I can imagine your objections. What I’m describing, you’ll say, is what happens when we read a book. It’s not about the listening, you’ll say. But I’m not so sure. Like many avid readers, I have always felt completely immersed in the writer’s fictional world I’m recreating in my head. And I’ve often, if not always, had that odd dream-wakened feeling of displacement when I finish a book and have to return to my actual present. But there is something about listening to a book read to me that is very, very different. Read well, that is. There are, as many would agree, few worse things you can do to a book than have it read by someone whose voice or attitude are all wrong.
So what is it about listening that makes it so pleasant? Listening certainly has nothing to do with the coziness we often associate with reading. Listening to The Help—and before that to actress Emma Fielding’s wonderful performances of Rebecca and Jane Eyre—I was never particularly comfortable. I was either exercising or cooking or driving. And while I do love to drive, New England traffic doesn’t always make for a pleasant experience. So it wasn’t about the comfort. But it was about that imagined person, sitting in the passenger seat, telling me a story. I could no more ignore Aibileen than I could ignore my husband, my kids, or my best friend if they were regaling me with their latest experience.

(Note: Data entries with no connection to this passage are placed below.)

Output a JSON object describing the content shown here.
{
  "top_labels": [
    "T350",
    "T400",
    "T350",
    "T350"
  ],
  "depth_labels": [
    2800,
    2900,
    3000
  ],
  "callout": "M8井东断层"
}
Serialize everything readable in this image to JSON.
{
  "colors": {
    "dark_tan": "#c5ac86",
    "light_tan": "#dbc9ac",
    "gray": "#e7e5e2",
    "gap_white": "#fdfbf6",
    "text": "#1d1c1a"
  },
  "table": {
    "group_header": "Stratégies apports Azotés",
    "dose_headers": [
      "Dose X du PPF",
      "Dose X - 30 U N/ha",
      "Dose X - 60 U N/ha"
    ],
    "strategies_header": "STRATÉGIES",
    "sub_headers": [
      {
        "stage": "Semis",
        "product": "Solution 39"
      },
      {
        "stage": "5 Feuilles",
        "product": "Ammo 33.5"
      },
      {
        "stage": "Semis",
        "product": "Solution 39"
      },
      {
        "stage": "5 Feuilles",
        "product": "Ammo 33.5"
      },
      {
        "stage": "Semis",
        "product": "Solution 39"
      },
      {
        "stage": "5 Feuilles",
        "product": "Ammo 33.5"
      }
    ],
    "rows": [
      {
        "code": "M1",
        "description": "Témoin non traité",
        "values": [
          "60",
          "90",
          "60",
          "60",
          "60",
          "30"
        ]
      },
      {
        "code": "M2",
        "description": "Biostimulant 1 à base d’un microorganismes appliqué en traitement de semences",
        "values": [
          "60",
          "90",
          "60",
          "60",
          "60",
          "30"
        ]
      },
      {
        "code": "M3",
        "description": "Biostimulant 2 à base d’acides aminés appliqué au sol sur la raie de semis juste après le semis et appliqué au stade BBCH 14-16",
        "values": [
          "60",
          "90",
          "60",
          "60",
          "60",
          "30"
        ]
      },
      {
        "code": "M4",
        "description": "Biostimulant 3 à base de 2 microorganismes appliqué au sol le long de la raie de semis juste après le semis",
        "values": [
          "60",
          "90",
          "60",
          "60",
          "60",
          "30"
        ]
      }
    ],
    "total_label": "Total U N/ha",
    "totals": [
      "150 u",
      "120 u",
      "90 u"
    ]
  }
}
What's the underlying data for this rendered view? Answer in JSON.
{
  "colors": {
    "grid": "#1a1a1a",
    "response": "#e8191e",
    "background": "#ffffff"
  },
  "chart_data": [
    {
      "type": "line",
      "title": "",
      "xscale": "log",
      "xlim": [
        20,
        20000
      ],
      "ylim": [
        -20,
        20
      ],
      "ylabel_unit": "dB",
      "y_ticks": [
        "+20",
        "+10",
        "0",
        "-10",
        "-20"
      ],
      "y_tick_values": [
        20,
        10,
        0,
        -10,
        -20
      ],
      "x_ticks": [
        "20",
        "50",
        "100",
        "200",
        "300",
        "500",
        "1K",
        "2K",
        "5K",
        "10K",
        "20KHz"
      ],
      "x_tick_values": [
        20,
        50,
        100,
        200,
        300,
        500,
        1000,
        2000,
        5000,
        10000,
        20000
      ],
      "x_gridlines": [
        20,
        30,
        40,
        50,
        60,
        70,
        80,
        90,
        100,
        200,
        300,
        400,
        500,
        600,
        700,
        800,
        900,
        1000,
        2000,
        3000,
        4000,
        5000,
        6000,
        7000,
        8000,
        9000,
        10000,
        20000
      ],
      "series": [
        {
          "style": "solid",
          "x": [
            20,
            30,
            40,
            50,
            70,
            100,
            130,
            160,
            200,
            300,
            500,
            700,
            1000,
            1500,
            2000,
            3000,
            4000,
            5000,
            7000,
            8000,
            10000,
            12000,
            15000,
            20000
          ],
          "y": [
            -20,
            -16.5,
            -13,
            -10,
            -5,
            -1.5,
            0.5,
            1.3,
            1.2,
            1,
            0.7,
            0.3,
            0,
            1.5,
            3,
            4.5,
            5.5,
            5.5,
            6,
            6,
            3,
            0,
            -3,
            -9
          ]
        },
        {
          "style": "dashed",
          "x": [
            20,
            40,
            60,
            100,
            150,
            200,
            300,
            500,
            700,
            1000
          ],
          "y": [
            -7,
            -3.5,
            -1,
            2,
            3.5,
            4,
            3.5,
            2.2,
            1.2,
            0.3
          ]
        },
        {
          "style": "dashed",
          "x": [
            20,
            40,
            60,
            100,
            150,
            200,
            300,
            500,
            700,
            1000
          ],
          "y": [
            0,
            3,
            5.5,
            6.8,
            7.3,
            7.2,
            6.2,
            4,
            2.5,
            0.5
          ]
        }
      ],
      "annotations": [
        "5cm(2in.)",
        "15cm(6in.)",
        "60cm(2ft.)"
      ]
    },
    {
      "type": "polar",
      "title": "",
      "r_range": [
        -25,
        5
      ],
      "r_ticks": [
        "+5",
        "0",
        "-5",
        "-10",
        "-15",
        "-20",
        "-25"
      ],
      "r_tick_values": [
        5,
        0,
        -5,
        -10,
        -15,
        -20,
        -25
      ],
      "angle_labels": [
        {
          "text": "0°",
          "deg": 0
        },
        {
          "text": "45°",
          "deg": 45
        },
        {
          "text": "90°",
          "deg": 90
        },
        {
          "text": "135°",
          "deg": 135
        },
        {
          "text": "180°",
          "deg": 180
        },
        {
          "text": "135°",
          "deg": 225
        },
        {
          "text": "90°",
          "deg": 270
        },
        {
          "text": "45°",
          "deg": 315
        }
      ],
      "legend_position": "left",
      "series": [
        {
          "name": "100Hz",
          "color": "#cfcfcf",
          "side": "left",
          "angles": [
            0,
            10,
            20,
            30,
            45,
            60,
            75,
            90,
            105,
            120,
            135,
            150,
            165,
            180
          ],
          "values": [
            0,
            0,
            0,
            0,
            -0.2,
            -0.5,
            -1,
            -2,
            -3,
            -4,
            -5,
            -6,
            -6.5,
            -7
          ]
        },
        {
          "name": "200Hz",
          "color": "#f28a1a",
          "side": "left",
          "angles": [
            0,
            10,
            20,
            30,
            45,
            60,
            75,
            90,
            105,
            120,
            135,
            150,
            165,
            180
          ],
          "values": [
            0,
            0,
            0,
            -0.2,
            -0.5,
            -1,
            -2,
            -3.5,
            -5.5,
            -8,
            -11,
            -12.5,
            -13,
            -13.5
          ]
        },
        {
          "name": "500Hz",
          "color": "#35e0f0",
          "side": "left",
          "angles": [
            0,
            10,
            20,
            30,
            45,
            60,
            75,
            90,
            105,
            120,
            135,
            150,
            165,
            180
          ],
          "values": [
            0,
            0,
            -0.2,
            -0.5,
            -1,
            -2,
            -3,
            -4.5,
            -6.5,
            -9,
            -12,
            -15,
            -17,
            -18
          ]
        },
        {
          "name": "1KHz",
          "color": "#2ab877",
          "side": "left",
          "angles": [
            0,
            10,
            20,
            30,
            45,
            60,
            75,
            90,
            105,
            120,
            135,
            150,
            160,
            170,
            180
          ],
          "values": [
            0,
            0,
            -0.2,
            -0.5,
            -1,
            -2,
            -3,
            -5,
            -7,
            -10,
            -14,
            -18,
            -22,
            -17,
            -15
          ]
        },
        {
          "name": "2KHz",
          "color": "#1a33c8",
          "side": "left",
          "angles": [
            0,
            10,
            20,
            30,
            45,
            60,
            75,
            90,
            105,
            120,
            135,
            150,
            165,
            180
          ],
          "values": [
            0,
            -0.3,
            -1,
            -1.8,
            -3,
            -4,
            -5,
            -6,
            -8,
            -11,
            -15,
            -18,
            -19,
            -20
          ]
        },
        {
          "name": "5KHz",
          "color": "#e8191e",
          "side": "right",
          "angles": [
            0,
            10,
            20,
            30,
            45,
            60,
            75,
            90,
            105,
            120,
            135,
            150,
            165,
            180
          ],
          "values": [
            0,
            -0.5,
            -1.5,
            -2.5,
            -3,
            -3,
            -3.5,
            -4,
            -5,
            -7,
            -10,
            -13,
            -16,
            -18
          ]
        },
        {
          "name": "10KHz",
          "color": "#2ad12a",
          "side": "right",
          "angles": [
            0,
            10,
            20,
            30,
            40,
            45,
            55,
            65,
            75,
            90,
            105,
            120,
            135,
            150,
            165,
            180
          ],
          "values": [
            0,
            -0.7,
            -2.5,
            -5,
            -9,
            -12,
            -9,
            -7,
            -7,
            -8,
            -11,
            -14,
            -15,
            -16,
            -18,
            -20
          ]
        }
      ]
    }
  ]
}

Of course we are all listeners before we are readers. Taking in narrative by hearing the words must be hard-wired in our brains. We have to adapt to the printed word, in a process that neurologists say is not natural. In a way, in the long history of narrative, the period of the Silent and Solitary Reader is a relatively short one. It’s only with the late-nineteenth-century advent of cheaper books and better light that readers could take a book to a corner and read it alone. Even Jane Eyre who takes her book to the curtained-off window-seat would have had the novel of her life read aloud in a gas-lit drawing room.
It’s possible that audiobooks signal a return to a “truer” way of reading, rather than a new departure. Not that I can imagine the printed (or digitized) word ever being supplanted by the sound file. Still, it’s a seductive thought, don’t you agree? Imagine all those drivers soothed by elegant prose, home cooks uplifted by an engaging story. Commuting could turn into communicating—all from listening to a book.
Which are you: listener, reader, or both? What are your favorite audiobooks? Which books would you love to hear read aloud?